Liliana Atmariani Mahiswara

Supel, senang bercanda, usil dan selalu riang walau ada kesedihan. Anak tunggal dari seorang ibu yang memiliki perusahaan besar.

Andika Pradana Danadyaksa

Pendiam, keras kepala dan egois. Bersahabat dengan Liliana sejak masa sekolah. Dika, hanya mau berteman dengan Liliana daripada dengan yang lainnya. Anak kedua dari keluarga yang memiliki perkebunan.

Renita Salwa Arjanti

Sahabat Dika dan Liliana semasa sekolah hingga dewasa. Ia memiliki sifat yang sama dengan Liliana. Anak dari seorang dosen.

Rendi Cakara Dierja

Kakak kelas Dika, Liliana dan Renita/Rere. Ia anak yang bersahabat, kalem, sopan dan menyukai Liliana secara diam-diam.

Kalau karakter Rere belum bisa saya temukan. Nanti akan saya carikan, ya.

Mari kita langsung membaca kisahnya. Cekidot

*****

Masa Kecil

“Hai ...” sapaku kepada anak baru pindahan yang baru beberapa hari datang.

“Hai juga …” sapanya ramah sambil menyambut uluran tanganku.

“Kamu anak pindahan itu, ya.

Kelas berapa?” tanyaku cerewet walau aku sudah tahu.

“Iya. Namaku Andika. Panggil saja aku Dika. Aku kelas V”

“Namaku Liliana. Teman-teman memanggilku Lili. Sama dong aku juga kelas V walau kita beda kelas," kataku dengan tertawa.

“ Senang berkenalan denganmu, Lili."

“ Senang juga berkenalan denganmu, Dika.”

*****

Sejak pertemuanku dengannya di pesta ulang tahun teman sekolah, kami menjadi teman atau bisa dikatakan kami adalah sahabat dekat. Dika sangat memperhatikanku dan selalu melindungiku dari gangguan anak\-anak nakal. Mungkin ini yang menyebabkan mengapa aku jatuh cinta padanya.

Di masa SMP kamipun di sekolah yang sama walau beda kelas, tetapi hal itu tak mengurangi pertemuan kami sebagai sahabat. Di sekolah inilah aku berkenalan dengan kakak kelas yang bernama Rendi. Ia menyukaiku. Namun, aku berusaha menolaknya karena tak suka.

“Li, ada yang suka sama kamu,”

kata Rere sahabatku dengan nada bercanda.

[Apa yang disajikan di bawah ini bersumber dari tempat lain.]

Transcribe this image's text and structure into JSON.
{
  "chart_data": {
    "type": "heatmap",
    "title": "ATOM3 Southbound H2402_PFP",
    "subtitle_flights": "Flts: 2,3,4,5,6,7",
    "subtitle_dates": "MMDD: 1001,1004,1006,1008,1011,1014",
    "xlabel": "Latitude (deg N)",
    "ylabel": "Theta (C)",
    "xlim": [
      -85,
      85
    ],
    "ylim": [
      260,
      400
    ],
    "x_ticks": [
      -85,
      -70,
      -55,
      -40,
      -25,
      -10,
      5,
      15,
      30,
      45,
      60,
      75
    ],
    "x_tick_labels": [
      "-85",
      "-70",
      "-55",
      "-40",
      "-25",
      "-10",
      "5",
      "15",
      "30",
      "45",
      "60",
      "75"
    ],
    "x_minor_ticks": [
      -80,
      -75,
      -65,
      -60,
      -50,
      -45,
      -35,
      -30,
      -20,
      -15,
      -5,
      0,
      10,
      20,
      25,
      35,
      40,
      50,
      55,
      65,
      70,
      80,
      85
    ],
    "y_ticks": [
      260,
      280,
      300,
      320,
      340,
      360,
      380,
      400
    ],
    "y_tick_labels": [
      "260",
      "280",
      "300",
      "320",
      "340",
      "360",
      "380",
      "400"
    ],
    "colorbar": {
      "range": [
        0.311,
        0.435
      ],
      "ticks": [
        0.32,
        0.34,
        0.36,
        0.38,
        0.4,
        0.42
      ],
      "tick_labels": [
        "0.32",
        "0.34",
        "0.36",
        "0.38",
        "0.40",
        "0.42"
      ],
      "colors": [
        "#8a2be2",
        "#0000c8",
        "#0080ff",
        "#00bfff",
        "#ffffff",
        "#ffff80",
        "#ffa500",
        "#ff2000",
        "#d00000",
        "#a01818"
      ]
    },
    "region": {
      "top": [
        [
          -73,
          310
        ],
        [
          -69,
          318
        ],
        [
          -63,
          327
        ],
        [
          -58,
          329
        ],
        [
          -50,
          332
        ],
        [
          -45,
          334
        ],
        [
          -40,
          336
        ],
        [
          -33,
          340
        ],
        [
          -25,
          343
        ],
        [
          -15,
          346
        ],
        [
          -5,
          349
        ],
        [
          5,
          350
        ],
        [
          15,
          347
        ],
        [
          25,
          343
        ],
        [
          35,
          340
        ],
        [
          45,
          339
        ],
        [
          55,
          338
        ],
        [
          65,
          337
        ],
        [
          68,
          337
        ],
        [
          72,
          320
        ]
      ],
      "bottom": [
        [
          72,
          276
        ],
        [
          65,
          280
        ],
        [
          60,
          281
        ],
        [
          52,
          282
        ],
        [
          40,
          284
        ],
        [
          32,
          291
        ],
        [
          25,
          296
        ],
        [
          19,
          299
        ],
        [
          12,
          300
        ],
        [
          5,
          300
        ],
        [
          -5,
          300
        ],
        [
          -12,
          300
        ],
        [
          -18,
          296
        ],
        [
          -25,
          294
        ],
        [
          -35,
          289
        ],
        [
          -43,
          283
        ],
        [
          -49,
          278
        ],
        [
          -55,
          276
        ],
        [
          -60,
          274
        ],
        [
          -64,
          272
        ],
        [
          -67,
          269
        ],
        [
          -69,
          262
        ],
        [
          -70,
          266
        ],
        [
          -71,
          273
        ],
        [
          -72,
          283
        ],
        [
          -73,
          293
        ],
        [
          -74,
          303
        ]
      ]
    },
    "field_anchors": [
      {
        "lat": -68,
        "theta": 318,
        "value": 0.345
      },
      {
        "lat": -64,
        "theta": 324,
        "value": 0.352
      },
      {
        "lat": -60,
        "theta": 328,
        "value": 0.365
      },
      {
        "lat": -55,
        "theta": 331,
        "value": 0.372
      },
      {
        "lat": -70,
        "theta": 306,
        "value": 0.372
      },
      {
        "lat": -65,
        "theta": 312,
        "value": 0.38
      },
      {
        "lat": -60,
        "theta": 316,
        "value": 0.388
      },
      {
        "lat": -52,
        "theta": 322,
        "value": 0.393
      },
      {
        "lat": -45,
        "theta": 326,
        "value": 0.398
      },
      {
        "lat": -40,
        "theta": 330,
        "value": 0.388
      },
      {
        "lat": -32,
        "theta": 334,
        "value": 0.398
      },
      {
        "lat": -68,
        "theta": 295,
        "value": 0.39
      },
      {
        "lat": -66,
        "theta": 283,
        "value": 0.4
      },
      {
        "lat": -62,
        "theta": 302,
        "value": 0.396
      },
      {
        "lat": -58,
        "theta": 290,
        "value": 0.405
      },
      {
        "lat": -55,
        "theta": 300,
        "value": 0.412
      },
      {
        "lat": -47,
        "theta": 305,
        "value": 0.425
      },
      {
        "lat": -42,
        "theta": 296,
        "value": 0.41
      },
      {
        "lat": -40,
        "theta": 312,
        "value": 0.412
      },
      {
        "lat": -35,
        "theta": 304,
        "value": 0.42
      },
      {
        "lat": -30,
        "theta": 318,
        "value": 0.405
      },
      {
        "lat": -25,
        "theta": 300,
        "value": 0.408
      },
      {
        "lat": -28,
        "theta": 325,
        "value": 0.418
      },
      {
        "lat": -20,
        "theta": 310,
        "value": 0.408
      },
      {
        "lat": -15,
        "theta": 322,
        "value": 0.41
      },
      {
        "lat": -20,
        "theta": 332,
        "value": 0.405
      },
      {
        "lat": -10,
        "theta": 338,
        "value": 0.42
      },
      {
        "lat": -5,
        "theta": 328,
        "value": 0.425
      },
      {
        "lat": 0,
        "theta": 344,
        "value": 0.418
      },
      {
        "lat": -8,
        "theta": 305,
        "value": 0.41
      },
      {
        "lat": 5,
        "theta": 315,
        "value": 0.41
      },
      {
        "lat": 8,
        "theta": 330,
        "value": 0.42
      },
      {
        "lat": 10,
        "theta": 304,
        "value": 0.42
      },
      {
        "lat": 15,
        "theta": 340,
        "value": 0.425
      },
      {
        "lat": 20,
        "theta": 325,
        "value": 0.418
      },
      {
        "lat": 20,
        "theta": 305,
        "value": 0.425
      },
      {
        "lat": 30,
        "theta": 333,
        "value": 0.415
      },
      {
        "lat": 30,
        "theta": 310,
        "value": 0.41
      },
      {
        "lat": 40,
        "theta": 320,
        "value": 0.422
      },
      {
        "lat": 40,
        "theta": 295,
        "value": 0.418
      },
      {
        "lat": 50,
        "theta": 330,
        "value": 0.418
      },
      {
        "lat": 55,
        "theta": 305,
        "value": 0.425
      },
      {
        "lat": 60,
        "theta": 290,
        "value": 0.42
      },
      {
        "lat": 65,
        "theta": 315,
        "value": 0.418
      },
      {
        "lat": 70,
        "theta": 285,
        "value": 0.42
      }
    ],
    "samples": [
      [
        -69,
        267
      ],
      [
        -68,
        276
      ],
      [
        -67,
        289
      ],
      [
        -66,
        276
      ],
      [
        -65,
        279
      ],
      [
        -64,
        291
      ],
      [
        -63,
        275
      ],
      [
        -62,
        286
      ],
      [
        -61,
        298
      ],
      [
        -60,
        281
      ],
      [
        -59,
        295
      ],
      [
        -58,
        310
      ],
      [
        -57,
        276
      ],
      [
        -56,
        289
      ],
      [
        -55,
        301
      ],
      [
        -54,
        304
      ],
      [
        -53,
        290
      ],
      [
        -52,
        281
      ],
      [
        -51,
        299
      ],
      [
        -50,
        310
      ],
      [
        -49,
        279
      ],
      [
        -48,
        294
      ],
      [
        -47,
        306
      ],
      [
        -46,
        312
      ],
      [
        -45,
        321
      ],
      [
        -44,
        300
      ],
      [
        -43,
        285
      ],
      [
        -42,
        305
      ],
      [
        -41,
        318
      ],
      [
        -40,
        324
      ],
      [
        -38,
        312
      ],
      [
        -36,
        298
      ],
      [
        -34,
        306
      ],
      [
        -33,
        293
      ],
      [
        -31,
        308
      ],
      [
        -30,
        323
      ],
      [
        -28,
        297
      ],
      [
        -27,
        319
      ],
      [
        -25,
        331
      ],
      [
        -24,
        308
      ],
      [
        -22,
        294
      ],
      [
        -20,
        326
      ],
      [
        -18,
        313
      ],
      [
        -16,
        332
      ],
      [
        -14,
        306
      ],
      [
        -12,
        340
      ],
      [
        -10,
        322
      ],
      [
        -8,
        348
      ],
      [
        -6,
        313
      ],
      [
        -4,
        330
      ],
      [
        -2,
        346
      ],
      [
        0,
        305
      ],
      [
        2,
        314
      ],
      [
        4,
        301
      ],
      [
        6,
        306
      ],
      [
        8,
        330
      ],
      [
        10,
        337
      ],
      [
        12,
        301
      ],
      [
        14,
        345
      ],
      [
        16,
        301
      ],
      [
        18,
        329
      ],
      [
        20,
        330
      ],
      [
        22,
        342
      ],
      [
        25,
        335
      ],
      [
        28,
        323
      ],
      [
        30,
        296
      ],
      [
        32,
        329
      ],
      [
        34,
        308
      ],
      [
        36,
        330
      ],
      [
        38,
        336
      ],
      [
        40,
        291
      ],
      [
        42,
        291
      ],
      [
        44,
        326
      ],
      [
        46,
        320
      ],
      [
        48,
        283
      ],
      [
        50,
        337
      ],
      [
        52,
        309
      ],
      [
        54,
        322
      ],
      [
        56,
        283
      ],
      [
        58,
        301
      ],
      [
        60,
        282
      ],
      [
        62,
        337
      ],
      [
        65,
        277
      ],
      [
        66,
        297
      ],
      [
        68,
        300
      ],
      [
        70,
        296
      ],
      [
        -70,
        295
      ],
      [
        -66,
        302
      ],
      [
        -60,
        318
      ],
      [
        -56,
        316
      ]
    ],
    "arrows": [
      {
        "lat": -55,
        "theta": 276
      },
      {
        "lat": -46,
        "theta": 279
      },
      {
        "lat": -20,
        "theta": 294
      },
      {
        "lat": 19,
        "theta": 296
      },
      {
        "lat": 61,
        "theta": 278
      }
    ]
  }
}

“Siapa memangnya?” Aku bertanya berlagak tidak tahu.

“Ah ... masa kamu tidak tahu, sih?” Rere menggodaku lagi.

“Benar aku tidak tahu, Re.” Aku berkata tak jujur padanya. Rere itu tukang gosip.

“Wah ada suka sama sahabat cantikku ini," goda Dika tiba-tiba sambil mengacak rambutku.

Aku tersipu malu.

“Memang siapa, Re?” tanya Dika sambil menyambar keripik milik Rere.

“Kakak kelas kita. Rendi namanya."

“Oh ... yang itu? Aku setuju itu, Li. Masa kamu tidak suka sama dia?” tanya Dika penasaran ingin tahu jawabanku.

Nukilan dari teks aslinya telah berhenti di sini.